Klutse is a Resident AIMS-Canada Researcher in Climate Change Science at AIMS Rwanda and a Research Chair of the Climate Change Science Program at AIMS Ghana. The AIMS-Canada research is supported by IDRC and Global Affairs Canada as part of a joint effort to build a critical mass of mathematical scientists to contribute to climate change solutions for Africa.
The project, called Mathematical sciences for climate change resilience (MS4CR), provides training, internship placements and research grants, with an emphasis on women mathematical scientists.
Strengthening capacities for climate research in Africa
Despite some progress, the number of African scientists remains relatively small. Efforts such as MS4CR are therefore vital to develop the region’s scientific talent and to retain scientists in Africa.
The goal is to support the work of African scientists in studying the scale and scope of climate change impacts so they can make important contributions to this field. Contributions like those found in Prof. Klutse’s research. Her work has covered such topics as the projected change in temperature and rainfall over Africa and the identification of potential drought areas in West Africa as a result of climate change.
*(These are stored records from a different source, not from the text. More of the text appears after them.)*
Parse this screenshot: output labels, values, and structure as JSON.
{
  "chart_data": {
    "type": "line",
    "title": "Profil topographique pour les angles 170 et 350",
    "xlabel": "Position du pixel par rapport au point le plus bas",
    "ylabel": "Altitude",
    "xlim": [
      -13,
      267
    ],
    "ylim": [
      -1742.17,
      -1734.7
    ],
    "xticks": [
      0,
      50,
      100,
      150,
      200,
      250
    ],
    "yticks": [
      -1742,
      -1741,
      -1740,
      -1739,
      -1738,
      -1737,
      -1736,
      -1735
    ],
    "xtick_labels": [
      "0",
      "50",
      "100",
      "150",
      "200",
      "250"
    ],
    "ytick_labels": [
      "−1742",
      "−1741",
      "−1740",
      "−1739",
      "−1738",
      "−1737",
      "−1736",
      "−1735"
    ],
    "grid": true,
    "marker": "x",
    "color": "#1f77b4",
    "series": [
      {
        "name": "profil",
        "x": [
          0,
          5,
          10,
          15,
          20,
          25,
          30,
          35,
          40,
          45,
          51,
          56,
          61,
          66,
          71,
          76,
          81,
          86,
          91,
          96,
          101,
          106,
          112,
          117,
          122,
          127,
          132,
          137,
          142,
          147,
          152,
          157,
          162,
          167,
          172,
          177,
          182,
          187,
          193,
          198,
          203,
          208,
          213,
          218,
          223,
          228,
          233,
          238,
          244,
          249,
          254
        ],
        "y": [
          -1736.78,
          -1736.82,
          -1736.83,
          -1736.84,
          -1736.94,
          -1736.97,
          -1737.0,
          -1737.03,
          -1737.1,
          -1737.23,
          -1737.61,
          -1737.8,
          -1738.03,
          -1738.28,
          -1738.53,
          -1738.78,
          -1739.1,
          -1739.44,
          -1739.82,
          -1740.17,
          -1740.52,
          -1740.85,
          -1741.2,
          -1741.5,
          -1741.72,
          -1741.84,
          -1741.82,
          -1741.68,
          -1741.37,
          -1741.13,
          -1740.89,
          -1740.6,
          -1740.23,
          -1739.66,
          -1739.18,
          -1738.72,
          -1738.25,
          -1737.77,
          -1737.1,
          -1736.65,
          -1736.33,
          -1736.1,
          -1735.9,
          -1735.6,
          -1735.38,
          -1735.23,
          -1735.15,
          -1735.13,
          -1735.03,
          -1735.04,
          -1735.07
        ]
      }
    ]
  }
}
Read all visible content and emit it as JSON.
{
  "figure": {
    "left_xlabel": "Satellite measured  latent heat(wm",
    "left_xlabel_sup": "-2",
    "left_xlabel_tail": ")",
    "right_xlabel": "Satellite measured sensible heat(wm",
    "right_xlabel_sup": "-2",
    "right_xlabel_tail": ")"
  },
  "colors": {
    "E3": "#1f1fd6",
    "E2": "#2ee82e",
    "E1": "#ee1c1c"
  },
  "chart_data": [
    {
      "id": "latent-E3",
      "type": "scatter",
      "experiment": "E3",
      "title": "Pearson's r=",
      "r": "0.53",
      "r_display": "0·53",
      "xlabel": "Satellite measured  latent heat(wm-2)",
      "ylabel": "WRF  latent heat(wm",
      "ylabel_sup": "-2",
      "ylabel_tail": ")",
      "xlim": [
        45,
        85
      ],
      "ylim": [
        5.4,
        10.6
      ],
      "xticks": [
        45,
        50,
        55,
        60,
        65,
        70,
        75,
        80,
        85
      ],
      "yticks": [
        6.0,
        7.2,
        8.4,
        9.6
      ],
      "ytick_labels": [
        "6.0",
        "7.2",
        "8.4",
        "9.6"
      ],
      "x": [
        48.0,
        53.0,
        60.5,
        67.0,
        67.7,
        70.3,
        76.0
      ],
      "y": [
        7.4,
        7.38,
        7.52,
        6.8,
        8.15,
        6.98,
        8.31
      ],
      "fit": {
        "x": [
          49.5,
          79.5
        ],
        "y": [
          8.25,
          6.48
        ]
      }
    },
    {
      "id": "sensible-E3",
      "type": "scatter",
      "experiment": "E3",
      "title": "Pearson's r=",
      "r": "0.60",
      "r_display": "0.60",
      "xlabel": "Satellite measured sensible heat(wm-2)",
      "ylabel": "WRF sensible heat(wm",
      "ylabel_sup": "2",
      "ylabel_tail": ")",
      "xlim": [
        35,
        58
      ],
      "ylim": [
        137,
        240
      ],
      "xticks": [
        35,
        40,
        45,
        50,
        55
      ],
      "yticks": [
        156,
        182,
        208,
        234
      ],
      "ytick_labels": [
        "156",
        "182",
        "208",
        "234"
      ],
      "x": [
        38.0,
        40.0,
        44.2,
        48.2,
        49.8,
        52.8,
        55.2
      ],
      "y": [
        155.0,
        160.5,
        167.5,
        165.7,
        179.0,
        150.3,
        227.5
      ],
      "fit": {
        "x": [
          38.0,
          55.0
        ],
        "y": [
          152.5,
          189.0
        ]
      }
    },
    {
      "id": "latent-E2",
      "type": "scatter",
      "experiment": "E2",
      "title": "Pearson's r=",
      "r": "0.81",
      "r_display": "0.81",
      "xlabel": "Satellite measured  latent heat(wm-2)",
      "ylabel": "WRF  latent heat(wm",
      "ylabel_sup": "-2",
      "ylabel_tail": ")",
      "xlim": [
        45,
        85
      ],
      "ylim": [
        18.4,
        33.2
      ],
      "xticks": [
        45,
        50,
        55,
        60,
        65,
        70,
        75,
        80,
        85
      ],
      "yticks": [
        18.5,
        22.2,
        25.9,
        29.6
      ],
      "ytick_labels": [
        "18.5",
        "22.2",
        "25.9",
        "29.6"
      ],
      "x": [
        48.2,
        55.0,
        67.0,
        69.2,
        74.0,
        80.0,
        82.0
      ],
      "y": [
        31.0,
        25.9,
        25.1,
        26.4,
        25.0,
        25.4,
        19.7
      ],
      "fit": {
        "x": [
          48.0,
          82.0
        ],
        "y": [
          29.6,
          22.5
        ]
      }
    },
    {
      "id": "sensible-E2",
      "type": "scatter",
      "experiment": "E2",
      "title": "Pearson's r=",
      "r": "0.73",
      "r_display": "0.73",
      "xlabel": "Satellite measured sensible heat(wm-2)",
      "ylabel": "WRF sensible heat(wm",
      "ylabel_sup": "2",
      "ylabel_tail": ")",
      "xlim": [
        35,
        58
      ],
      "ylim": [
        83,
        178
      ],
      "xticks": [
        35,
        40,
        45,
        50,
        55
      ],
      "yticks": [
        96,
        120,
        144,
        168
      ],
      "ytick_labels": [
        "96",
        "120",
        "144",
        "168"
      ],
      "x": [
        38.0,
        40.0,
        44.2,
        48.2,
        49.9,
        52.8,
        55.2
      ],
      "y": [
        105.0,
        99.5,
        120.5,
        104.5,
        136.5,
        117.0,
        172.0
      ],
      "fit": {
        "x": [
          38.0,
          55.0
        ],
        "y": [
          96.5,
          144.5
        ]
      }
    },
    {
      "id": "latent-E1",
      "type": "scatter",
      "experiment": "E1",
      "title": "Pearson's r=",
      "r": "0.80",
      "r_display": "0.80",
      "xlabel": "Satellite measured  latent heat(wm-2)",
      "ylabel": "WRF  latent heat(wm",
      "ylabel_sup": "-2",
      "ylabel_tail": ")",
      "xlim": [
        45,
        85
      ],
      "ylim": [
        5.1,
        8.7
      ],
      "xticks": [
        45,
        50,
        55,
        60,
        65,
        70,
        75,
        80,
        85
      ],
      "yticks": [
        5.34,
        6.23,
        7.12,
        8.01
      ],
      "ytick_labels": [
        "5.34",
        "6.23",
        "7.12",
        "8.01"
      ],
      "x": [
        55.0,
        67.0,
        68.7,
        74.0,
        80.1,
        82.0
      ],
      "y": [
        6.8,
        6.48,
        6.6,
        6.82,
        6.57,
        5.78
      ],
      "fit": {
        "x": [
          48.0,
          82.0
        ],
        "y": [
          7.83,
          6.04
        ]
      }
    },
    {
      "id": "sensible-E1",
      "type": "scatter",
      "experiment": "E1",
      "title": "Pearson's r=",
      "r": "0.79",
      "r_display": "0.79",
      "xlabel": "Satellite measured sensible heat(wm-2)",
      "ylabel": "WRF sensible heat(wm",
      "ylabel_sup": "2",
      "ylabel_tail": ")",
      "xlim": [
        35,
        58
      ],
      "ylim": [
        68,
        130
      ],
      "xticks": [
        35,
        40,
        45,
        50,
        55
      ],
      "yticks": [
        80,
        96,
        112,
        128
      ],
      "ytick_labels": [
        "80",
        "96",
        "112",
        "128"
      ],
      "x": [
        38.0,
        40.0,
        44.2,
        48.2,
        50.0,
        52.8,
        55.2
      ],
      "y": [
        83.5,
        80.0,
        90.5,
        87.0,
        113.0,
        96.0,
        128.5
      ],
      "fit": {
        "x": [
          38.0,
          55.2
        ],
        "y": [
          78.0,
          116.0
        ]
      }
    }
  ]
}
But her contribution to the IPCC report is arguably the most far-reaching of her research accomplishments thus far.
“As Africans, we should be concerned with what’s happening globally,” she said, referring to climate change. “Our continent is more vulnerable to these changes.”
Speaking on an episode of the 267Sustain podcast last August, she noted that the IPCC had become bolder in making explicit the link between human behaviour and climate change.
“We didn’t have enough confidence in our climate models in our earlier reports. But today, we are so confident in our climate models, which are giving us the past, the present and the future of our climate,” she said, explaining that the models are now able to distinguish between natural climate processes and human-induced climate effects.
“So it is clear that human beings are contributing massively to the changes that we are experiencing in the climate system,” said Klutse, an associate professor in the department of physics at the University of Ghana.
Prof. Klutse, who actively advocates for girls in Ghana to consider science careers, has also worked as a senior research scientist at Ghana’s space science institute and was among the first cohort of AIMS’s Women in Climate Change Science fellowship.
She stresses the need to increase the capacity for climate research in Africa, which is plagued by insufficient data, among other challenges. “The contributions of Africans on this important subject, on climate, is very minimal,” said Klutse, who was one of only 19 African lead authors of the sixth IPCC report, out of a total of 234.
“We need to up our game in terms of research and in terms of data collection,” she said.